Why Downton Abby is a Feminist Show and Why You Should Care
Apropos of Episode 3:
(I haven’t started series four yet, so the below will be based on seasons 1-3. I reserve the right to revise.)
Let’s get all the complaints out of the way first: in this particular era, women were trained to compete with one another, even within families, for men (if they were rich), for positions (if they weren’t), and for all manner of other things. They couldn’t inherit in many places, which meant they were dependent first upon father and then upon husband. If they got pregnant outside of marriage, they were shunned and doomed, at least in cases requiring dramatic license, to life as prostitutes. If they had sex outside of marriage, they were cursed by having said man die in their bed and being forced into arrangements with individuals who either liked their arm candy extra spicy or were going to use the information as leverage for money or power or whatever.
Not much I can do about history. Sorry, kids.
Let’s take a closer look at Downton specifically, though. Parse out they who are in the drivers’ seats of this epic.
Let’s talk about who makes this story happen.
Lord Grantham:*buzzer* Nope. He has nominal command of the money and the house, sure, but he blows it all on bad investments. He’d have lost the whole shebang to begin with without Cora’s money. Mostly he stands around, looking grim or serious or like he would rather be hunting, drinking, or kissing the maids.
Matthew: Nerp. Matthew is a placeholder. A placeholder hero? Sure. But a hero who could very easily be replaced by a boulder or a tree stump.
Carson: Not with Mrs. Huges there to keep him in line.
Bates: Has a strong and compelling storyline, but he himself doesn’t domuch. Lots of things happen to him, but it’s been years since he had any control.
Thomas: *snort*
The men have story lines, certainly. They’re main characters. They are important. But they aren’t, by definition as I have come to understand it, protagonists.
If not they, who?
I’ll tell you.
Anna: Without her, Bates doesn’t have a story because he rots in jail. She decides she wants him and she makes it happen. She knows he isn’t guilty and she hunts down the evidence that frees him. Anna wears the trousers in the Mr. and Mrs. Bates story. And we love her for it.

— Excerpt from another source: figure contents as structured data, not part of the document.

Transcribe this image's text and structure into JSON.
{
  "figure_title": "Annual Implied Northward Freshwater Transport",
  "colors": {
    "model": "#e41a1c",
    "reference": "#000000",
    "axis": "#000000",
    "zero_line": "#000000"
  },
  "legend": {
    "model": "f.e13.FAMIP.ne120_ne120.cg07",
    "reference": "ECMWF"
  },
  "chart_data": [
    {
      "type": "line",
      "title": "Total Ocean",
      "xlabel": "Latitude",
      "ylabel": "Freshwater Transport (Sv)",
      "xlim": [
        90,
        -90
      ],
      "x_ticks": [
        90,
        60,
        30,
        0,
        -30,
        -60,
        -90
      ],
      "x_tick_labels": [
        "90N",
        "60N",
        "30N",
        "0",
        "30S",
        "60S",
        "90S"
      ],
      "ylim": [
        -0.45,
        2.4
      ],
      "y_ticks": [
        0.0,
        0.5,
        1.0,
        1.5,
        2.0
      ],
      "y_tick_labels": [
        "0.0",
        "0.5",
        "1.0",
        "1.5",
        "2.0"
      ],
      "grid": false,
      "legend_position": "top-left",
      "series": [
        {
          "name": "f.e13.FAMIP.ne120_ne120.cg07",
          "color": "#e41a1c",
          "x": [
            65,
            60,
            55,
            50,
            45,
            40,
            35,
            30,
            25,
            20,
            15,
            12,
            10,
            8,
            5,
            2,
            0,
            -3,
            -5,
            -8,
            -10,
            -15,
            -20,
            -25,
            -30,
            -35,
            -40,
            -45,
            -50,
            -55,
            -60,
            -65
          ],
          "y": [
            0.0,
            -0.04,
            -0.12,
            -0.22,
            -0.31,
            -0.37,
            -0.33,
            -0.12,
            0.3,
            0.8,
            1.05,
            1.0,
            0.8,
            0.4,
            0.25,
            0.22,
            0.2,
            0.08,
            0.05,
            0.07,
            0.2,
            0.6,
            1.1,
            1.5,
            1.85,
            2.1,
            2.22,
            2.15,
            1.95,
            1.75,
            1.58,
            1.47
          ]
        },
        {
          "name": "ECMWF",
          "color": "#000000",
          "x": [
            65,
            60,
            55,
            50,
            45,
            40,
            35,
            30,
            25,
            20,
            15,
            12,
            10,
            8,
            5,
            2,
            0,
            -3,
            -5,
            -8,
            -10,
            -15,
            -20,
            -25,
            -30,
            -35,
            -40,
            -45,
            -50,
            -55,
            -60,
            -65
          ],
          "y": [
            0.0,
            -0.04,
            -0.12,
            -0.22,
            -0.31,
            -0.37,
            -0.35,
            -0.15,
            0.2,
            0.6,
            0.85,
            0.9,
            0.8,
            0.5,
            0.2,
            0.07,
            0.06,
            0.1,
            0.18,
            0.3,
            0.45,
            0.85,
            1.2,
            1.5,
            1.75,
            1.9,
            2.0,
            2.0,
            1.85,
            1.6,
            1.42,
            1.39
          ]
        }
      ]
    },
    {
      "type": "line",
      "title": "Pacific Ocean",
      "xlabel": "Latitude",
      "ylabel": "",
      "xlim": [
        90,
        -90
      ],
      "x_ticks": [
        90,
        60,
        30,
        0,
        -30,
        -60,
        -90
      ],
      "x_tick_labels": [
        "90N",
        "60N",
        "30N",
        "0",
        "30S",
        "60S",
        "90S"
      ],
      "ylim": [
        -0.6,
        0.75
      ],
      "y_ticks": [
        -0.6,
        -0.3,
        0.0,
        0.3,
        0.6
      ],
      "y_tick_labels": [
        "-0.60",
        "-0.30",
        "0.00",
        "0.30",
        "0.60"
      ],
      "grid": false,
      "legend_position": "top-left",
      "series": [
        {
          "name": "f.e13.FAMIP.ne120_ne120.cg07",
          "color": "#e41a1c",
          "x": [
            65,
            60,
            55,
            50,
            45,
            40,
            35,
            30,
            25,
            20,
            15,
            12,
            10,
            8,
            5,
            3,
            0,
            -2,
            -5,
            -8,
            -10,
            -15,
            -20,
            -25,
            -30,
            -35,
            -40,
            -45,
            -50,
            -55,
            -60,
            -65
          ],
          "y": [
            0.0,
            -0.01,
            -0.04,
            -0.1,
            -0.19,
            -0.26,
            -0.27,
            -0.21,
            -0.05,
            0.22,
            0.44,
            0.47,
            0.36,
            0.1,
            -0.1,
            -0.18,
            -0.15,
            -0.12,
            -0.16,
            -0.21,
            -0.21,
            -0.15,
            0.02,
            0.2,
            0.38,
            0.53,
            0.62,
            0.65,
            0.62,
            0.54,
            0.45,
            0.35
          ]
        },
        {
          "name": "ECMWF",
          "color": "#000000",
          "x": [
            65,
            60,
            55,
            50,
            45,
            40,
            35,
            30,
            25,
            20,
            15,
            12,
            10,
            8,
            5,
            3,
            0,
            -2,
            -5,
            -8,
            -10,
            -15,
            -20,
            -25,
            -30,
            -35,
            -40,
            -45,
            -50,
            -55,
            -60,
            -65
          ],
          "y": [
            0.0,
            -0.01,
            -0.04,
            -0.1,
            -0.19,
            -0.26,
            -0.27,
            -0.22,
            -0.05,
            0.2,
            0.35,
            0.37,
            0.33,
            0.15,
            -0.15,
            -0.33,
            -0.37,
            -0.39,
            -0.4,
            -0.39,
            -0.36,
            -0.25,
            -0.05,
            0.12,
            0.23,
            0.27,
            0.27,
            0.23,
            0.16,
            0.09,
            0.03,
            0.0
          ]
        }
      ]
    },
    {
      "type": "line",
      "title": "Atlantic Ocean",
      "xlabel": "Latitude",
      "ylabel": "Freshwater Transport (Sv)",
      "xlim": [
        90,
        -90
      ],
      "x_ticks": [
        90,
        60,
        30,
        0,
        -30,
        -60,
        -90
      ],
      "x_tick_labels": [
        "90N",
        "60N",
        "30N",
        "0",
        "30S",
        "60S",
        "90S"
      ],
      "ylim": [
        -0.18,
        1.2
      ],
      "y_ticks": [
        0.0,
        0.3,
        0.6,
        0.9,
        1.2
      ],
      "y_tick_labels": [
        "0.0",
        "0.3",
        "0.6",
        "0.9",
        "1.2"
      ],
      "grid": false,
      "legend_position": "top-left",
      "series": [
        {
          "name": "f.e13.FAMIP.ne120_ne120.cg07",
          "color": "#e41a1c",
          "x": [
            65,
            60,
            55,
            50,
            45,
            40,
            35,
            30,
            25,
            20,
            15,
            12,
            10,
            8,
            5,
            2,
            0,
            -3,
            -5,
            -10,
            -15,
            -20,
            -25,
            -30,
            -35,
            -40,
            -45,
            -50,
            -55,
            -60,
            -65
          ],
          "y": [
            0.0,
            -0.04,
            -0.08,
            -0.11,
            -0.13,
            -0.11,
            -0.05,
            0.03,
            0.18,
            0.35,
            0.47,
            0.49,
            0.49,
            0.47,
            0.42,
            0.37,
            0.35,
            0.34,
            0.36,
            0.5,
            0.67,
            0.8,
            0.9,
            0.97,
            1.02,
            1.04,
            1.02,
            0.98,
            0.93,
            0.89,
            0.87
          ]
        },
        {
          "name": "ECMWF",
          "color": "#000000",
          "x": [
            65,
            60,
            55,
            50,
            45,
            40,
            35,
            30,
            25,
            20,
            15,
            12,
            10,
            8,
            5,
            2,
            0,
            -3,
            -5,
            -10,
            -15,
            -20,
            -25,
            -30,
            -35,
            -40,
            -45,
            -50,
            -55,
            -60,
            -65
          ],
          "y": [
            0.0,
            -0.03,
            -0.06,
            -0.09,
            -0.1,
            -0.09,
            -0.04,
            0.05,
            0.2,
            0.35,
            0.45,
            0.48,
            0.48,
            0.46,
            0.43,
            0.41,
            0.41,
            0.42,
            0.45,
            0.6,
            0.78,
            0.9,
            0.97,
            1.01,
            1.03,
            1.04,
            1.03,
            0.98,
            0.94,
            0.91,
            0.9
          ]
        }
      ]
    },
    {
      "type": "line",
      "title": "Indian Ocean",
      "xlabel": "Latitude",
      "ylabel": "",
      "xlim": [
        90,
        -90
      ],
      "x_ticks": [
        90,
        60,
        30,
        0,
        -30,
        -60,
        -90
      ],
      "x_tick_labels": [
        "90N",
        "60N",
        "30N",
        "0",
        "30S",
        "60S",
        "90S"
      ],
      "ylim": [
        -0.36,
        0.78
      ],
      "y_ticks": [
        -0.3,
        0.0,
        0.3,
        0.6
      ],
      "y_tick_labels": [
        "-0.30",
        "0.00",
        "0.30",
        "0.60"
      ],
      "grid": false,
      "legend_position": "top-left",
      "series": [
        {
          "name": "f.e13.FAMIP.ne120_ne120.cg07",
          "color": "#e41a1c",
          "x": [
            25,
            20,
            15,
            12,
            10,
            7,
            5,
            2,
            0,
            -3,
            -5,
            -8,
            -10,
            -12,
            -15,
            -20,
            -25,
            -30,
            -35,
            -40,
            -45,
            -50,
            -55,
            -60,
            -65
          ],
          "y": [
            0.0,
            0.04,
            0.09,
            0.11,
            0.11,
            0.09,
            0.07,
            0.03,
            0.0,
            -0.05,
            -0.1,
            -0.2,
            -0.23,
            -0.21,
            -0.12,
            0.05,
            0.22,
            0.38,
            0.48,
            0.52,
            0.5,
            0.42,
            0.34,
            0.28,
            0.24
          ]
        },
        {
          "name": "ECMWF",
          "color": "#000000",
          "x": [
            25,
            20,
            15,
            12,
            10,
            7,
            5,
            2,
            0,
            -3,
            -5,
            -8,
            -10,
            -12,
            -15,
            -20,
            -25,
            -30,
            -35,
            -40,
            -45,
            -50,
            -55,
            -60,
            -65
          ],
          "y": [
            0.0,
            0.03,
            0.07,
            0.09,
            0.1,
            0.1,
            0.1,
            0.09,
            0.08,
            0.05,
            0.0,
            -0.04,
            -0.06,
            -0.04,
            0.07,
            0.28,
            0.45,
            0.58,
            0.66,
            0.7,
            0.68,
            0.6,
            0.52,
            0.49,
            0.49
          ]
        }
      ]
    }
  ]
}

Mrs. Hughes: Someone has to keep the king in line and she is just the queen for it. She loves her job and refuses to leave it for a man. She is the voice of reason. She is the den mother of the apocalypse. Downstairs falls apart without Mrs. Huges to keep all the actors in their places. Herding cats, perhaps, but she does it well.
Miss O’Brien: Love to hate her, but you can’t deny the woman is in charge of her own destiny. She even goes so far as to admit her mistakes, which is more than Grantham does when his family nearly needs to downgrade to a smaller mansion, and to grow as a human being. Thomas will never learn. O’Brien does. Keeps her eyes on the prize and will get someone else drunk to grab the ring.
Mrs. Crowley: Every time she speaks, I hear, “Harriet Jones, Prime Minister,” in my head, but that’s neither here nor there. She has a career. She tells society to go screw when it’s the right thing to do. She’s sanctimonious, certainly, and a bit of a know it all, but it’s great to have a lady who isn’t afraid to show off her brain and change a few other minds in the process.
Cora: Without Cora, there is no Downton. She knew she was entering a financial arrangement when she married the Lord G, but she chose to do so just as she choses to help Mary with the Turkish diplomat scandal and choseswhen to ally herself with her mother-in-law and when to kick back. She is an Edwardian Machiavelli and things always seem to end up the way she wants them to because she makes them happen.
Mary: Mary speaks her mind. She takes a lover. -Ish. She does what she thinks is right for Matthew. She affiances herself to a man who can give her what she wants but, when he proves quite the asshole, she dumps him despite his ability to ruin her. She chooses Matthew as a love match, not as a financial one. Things happen to change her path, but she always choses her own next step.
Edith: Edith gets shit upon. There’s no denying it. She falls in love with Matthew, he falls in love with her sister. She choses a love match, against the will of her family, and is jilted at the altar. She refuses to be another man’s mistress. And she has an opinion. She speaks her mind. She gets a job writing a column for a newspaper and she isn’t a novelty act; she’s an editorialist. She refuses to allow Mary to browbeat her, even going so far as to admit she doesn’t much like her sister. Edith, in her way, is the most badass of the bunch. I think the men may be afraid to be alone with her at the breakfast table because she can whip their asses at politics, finance, and a whole host of things the males view as their domains.
Sibyl: Becomes a nurse. Learns to cook. Not only marries the chauffeur but helps protect her revolutionary hubs from the cops. Most importantly, she refuses to take “he’s common” for an answer, making absolutely certain her husband’s place in the family is secure. Looks sweet and innocent, carries a big stick.
The Dowager Countess: Maggie Smith. That is all.
I believe I’ve made my point. Apparently, early 20th century Britain is ahead of the 21st century United States.
Put that in your opium pipe and smoke it.